Abstract
Introduction
This study investigated choroidal structural changes on optical coherence tomography (OCT) using choroidal vascularity index (CVI) and choroidal thickness (CT) in patients with Best vitelliform macular dystrophy (BVMD).
Methods
This retrospective case control study included 78 patients with BVMD of different clinical stages and 242 age- and gender-matched healthy controls. Subfoveal OCT scans were analysed. Total choroidal area (TCA), luminal area (LA) and CT were measured after image segmentation and binarization. CVI, a novel marker for choroidal angioarchitecture, was defined as the ratio of LA to TCA. CVI and CT were compared between BVMD and control group, as well as among the BVMD subgroups.
Results
Mean CVI was lower in eyes with BVMD (65.0 ± 3.5%) compared to that in control eyes (67.5 ± 3.9%) and this was statistically significant (p < 0.0001).
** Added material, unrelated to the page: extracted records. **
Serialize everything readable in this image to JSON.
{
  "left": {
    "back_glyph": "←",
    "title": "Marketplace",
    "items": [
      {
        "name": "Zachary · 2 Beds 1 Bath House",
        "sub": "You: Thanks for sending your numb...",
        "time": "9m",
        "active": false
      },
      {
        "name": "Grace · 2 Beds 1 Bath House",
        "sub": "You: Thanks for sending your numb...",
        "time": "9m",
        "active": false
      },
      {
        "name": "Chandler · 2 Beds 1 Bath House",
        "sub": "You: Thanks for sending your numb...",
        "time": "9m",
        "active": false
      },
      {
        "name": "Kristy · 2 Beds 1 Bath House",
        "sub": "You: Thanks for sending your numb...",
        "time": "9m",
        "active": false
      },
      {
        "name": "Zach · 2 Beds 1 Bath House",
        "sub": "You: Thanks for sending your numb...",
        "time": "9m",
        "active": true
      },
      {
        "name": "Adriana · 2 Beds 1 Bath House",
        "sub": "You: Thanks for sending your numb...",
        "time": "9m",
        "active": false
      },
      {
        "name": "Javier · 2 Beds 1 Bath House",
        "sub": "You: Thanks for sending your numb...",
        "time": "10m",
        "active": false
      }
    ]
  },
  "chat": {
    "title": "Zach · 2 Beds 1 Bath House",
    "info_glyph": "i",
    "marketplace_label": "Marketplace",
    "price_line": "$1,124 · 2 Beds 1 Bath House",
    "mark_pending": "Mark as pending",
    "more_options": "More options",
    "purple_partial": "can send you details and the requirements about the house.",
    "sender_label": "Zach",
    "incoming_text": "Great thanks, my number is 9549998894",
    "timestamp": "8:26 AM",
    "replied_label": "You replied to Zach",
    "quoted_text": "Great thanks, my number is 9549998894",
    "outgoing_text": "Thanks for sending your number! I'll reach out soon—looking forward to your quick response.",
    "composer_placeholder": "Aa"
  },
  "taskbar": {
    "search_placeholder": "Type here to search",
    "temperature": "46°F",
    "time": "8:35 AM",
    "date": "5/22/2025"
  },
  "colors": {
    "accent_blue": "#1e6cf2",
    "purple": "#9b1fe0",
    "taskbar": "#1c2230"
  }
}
There was no significant difference in subfoveal CT between BVMD (302.88 ± 81.68 μm) and control (309.31 ± 65.46 μm) eyes (p = 0.4799). In the subgroup analysis, all stages of BVMD showed lower CVI compared to control while SFCT remained similar. Within the BVMD subgroups, CVI and subfoveal CT did not differ significantly and both were not shown to be associated with visual acuity.
Conclusion
Decreased CVI was shown in eyes with BVMD compared to control eyes, while no significant difference in subfoveal CT was seen. CVI may be helpful in the understanding of choroidal pathology in BVMD.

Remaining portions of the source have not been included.